ALPIGNANO – Il Comune di Alpignano compie un passo decisivo verso la giustizia sociale e la sicurezza sul lavoro. Mercoledì 28 gennaio, l’amministrazione comunale e le rappresentanze sindacali di CGIL, CISL e UIL hanno siglato due protocolli d’intesa fondamentali per il territorio. Il primo accordo stabilisce linee guida rigorose per gli appalti di forniture e servizi, ponendo la salute e la sicurezza dei lavoratori al centro del processo produttivo. Francesco Lo Grasso (Uil) sottolinea come tale intesa rappresenti una garanzia non solo etica ma economica, contrastando attivamente infortuni e malattie professionali. Parallelamente, Sabatino Basile (Cisl) rimarca la necessità di una “cabina di regia” per il monitoraggio costante dei contratti, assicurando che la qualità del lavoro resti un pilastro imprescindibile per l’amministrazione pubblica e un segnale forte per tutto il settore privato.

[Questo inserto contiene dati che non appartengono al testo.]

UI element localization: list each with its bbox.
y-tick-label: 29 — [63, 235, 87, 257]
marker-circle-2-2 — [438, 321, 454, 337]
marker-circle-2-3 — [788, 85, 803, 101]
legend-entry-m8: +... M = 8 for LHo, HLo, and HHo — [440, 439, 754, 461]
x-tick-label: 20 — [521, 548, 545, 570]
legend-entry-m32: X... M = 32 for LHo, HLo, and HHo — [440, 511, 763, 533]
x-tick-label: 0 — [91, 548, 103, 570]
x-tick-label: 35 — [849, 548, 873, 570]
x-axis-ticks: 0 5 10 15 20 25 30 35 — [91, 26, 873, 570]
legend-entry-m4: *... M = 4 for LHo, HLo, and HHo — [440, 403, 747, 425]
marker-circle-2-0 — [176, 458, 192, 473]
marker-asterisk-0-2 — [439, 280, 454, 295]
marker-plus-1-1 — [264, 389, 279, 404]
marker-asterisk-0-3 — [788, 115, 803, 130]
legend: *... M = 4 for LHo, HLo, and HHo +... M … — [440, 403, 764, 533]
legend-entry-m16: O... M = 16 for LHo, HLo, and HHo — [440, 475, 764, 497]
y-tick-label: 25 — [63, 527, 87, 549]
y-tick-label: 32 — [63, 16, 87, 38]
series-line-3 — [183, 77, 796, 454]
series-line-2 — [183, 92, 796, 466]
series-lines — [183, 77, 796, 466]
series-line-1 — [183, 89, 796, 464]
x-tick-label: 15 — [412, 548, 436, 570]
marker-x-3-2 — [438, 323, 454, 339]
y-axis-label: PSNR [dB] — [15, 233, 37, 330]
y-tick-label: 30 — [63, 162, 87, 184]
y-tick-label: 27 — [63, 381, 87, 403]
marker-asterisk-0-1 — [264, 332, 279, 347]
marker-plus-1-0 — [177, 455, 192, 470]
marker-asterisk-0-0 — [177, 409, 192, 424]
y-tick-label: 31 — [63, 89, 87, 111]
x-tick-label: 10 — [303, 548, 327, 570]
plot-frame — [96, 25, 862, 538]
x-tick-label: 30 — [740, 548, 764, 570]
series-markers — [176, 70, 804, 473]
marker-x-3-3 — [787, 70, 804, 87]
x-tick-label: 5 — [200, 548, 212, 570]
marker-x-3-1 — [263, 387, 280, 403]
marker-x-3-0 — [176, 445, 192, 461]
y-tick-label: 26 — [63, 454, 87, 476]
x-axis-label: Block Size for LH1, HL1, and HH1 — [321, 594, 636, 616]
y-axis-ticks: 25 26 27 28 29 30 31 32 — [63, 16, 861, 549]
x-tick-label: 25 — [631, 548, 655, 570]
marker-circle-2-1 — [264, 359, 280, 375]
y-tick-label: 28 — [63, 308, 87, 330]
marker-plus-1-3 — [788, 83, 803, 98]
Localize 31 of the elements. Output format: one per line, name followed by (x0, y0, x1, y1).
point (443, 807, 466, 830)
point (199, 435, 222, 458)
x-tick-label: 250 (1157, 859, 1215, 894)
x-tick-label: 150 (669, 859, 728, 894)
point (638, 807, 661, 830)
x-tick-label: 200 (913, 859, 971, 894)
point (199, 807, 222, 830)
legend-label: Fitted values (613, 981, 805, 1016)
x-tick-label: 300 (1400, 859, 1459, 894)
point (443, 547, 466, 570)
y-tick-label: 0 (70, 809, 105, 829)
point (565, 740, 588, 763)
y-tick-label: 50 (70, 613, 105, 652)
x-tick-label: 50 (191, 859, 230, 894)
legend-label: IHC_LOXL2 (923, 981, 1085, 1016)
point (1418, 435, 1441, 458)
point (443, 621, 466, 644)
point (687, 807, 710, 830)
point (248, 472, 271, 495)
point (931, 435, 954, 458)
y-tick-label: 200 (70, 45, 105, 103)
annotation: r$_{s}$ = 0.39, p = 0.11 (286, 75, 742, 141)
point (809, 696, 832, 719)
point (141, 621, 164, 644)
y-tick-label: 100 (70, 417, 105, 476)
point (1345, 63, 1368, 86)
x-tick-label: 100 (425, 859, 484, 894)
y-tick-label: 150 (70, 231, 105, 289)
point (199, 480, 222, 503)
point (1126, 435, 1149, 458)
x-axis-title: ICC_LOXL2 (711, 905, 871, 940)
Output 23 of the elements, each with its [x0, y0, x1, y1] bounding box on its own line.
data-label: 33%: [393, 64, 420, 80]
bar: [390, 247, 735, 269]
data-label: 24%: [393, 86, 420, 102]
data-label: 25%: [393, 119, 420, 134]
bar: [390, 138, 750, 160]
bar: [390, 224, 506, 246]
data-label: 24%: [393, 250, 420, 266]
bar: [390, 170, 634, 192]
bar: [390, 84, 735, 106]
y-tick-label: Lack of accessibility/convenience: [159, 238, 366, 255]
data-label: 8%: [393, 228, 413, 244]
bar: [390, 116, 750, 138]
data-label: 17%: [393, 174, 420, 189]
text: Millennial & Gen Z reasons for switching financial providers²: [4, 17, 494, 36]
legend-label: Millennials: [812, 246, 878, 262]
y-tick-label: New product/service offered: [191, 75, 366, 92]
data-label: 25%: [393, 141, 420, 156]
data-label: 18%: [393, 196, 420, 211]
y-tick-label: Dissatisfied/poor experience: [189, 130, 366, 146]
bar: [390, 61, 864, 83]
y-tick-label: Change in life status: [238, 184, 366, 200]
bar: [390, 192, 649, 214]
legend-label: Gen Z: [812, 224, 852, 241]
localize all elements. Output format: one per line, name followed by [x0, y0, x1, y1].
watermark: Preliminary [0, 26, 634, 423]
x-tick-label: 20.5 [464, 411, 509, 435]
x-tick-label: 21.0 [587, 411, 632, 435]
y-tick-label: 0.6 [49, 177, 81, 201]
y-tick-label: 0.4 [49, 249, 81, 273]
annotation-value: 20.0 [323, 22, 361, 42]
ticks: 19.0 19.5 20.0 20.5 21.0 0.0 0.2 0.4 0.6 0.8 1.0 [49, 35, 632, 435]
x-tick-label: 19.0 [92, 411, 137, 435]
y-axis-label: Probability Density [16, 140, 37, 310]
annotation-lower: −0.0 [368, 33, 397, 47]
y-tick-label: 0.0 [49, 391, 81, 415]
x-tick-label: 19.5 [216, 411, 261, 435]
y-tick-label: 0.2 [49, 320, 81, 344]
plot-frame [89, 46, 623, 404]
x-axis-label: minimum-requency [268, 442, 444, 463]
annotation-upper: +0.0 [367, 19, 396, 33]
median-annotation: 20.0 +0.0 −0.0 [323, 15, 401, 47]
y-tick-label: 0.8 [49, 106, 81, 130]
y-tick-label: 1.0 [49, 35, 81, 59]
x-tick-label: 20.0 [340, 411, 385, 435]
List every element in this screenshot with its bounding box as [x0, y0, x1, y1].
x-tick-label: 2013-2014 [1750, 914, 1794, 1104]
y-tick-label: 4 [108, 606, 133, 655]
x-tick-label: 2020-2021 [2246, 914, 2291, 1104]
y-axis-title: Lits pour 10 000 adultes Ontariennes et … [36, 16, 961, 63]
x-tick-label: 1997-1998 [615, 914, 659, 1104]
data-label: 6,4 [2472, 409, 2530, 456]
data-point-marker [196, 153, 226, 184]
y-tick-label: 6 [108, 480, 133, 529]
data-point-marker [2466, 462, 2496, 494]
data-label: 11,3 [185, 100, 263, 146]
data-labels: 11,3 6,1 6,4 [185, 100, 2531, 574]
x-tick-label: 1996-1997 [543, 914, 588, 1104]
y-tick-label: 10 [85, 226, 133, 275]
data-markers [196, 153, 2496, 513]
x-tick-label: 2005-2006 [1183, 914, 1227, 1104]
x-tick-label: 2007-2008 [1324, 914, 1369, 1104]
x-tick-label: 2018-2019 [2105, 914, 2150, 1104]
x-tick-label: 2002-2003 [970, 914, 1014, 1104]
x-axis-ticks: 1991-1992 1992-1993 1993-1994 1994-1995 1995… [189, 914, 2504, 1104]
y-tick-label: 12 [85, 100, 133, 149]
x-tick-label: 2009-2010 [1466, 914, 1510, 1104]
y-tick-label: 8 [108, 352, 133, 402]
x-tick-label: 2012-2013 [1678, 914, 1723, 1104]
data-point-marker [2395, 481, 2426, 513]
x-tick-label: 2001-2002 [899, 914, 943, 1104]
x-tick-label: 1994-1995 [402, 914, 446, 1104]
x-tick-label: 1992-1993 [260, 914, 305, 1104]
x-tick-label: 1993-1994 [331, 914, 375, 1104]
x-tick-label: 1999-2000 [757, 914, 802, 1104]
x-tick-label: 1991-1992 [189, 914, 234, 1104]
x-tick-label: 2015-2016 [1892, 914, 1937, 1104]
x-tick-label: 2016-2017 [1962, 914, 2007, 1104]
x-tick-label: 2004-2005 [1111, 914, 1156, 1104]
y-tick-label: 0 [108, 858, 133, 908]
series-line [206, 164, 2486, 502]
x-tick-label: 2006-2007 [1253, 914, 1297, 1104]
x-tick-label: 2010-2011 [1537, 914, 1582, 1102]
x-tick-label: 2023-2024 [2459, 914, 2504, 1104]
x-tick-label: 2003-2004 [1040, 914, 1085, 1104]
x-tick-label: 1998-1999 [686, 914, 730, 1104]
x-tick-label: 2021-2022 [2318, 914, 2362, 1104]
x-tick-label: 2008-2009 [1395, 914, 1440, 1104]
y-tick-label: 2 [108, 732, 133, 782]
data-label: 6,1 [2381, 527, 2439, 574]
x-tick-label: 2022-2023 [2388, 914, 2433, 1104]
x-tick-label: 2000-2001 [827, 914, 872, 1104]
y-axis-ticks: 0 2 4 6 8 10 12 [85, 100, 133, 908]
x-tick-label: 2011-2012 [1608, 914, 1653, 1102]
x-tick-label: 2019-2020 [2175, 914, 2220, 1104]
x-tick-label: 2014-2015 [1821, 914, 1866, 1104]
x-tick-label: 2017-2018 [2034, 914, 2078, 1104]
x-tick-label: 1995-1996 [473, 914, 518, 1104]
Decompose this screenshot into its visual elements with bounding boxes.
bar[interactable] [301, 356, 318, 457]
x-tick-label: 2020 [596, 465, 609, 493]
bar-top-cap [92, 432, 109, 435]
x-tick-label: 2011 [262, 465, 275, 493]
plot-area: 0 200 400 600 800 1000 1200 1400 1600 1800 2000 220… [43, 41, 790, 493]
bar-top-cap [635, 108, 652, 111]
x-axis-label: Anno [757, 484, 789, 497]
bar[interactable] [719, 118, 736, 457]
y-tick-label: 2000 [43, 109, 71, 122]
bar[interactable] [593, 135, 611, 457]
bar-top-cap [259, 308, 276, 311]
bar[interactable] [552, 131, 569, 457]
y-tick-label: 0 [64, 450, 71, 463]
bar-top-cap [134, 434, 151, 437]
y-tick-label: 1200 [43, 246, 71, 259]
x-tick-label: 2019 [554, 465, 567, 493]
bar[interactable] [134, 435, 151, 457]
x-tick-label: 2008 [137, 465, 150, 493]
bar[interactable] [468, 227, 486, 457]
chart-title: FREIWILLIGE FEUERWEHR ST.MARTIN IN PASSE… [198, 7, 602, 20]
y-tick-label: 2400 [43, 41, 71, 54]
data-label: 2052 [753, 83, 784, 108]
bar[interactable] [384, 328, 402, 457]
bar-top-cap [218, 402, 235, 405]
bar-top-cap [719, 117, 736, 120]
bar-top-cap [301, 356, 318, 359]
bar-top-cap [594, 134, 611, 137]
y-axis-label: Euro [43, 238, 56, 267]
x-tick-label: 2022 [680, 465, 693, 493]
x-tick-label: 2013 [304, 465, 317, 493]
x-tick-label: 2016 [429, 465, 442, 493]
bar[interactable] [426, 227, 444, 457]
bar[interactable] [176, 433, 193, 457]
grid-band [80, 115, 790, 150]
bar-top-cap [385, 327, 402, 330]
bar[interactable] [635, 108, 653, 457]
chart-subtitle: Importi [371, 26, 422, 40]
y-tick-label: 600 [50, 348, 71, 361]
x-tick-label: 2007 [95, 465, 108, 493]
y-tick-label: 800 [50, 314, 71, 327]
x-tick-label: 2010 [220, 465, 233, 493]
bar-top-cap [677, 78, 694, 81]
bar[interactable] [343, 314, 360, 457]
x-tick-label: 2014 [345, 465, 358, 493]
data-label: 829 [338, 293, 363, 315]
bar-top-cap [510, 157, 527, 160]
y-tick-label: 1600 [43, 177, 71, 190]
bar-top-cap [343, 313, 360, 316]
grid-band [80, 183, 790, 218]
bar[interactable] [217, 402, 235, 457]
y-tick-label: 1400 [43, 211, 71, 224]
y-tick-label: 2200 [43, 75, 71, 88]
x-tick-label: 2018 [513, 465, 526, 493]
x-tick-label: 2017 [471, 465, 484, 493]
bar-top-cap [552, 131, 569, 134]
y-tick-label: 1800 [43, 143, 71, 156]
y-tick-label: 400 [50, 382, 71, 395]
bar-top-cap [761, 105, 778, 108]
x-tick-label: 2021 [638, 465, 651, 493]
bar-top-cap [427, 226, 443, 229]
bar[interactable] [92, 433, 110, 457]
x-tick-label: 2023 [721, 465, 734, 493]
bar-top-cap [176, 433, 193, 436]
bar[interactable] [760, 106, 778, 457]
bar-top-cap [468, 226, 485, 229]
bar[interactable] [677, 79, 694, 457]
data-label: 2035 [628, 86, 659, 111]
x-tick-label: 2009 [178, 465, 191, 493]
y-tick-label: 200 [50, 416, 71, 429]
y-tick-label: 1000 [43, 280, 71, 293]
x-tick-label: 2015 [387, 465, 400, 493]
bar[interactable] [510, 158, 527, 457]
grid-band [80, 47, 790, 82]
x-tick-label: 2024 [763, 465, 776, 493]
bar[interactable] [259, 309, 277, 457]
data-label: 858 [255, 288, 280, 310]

Nuovi accordi per la tutela delle fasce deboli e la legalità negli appalti: focus su sicurezza, welfare e progressività fiscale

Il secondo protocollo si concentra sulla protezione delle categorie più vulnerabili, coinvolgendo direttamente i sindacati dei pensionati. Attraverso il principio della progressività fiscale, l’amministrazione mira a sostenere i cittadini in difficoltà in un contesto di risorse limitate. Il sindaco Steven Palmieri e la vicesindaca Anna Maria Scrima hanno ribadito l’importanza di guardare oltre le emergenze, citando il successo della Casa di Comunità inaugurata a fine 2025 e la rimodulazione delle tariffe per i nidi, pensata per sollevare anche il ceto medio. Giovanni Milesi (Cgil) definisce questa scelta un atto concreto di equità sociale, necessario ora che gli enti locali affrontano oneri sempre più gravosi. L’intesa sancisce così un modello di collaborazione volto a trasformare la legalità e la solidarietà in servizi efficienti per l’intera comunità alpignanese.